Russia's IGOR TER-OVANESYAN, who set the world indoor broad-jump record (26 feet 10 inches) at the 1963 Millrose Games in Madison Square Garden, leaped 26 feet 10½ inches off a dirt runway at a meet in Leningrad, Russia.
"I'm not as strong as I was," said Texas A&M's RANDY MATSON, holder of the shotput world record (70 feet 7¼ inches), as he made his first track appearance of the year in a triangular meet with Rice and Louisiana State and put the shot 62 feet¾ inch to win the event. Matson, who also won the discus with a toss of 181 feet 8 inches, had dropped from his usual 260 pounds to 239 while playing basketball for A&M during the winter.
MILEPOSTS—ACCEPTED: By JOHNNY LONGDEN, 59, the world's winningest jockey, who retired from riding on March 12 (SI, March 21), a job as head trainer for the Frank McMahon Stables.
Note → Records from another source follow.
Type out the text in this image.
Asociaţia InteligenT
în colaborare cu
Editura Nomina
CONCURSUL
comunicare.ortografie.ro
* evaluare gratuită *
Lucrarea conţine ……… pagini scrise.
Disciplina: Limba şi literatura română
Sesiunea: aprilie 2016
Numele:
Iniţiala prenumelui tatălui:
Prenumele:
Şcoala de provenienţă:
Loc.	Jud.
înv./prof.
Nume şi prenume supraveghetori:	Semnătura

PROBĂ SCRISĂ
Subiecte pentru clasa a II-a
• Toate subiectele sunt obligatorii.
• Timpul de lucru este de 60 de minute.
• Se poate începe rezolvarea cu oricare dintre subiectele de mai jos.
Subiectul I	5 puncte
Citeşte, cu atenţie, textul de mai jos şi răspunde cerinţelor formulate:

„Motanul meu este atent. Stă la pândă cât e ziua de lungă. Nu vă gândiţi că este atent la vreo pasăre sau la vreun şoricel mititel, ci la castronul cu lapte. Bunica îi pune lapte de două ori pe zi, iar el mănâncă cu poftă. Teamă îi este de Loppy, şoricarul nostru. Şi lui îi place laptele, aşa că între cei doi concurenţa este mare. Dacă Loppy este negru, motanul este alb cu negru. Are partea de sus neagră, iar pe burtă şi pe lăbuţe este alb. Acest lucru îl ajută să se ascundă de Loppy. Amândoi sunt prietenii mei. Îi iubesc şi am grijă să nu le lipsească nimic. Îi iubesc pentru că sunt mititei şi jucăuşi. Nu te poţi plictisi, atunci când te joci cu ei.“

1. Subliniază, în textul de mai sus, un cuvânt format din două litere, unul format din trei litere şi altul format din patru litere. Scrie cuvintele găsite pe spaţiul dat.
ENGAGED: ARTHUR ASHE, 22, second-ranked tennis player in the U.S., to Dianne Seymour of Stamford, Conn. The wedding will take place June 5 in Richmond.
NAMED: Head basketball coach at Navy, DAVE SMALLEY, 31, an academy alumnus and an assistant coach the past four years. Smalley, Navy's captain and high scorer for two seasons (1956 and 1957), replaces Ben Carnevale, who recently accepted the post of athletic director at his alma mater, NYU.
DIED: ABE SAPERSTEIN, 63, originator and owner of the Harlem Globetrotters basketball team, of a heart ailment in Chicago. As a youth in Chicago, Saperstein earned $5 a night playing pro basketball before taking over the Savoy Big Five, an all-Negro team named for Harlem's Savoy Ballroom. In 1927 he changed the name of the team to the Harlem Globetrotters and took it around the country on one-night stands. By playing it for laughs with lots of clowning and trick shots, the team gradually became one of the world's most attractive shows, and by 1966 it had performed in 87 countries before more than five million paying spectators. "Laugh standards are the same all over the world." Saperstein, a roly-poly five-footer, once said, "and that is our playing area."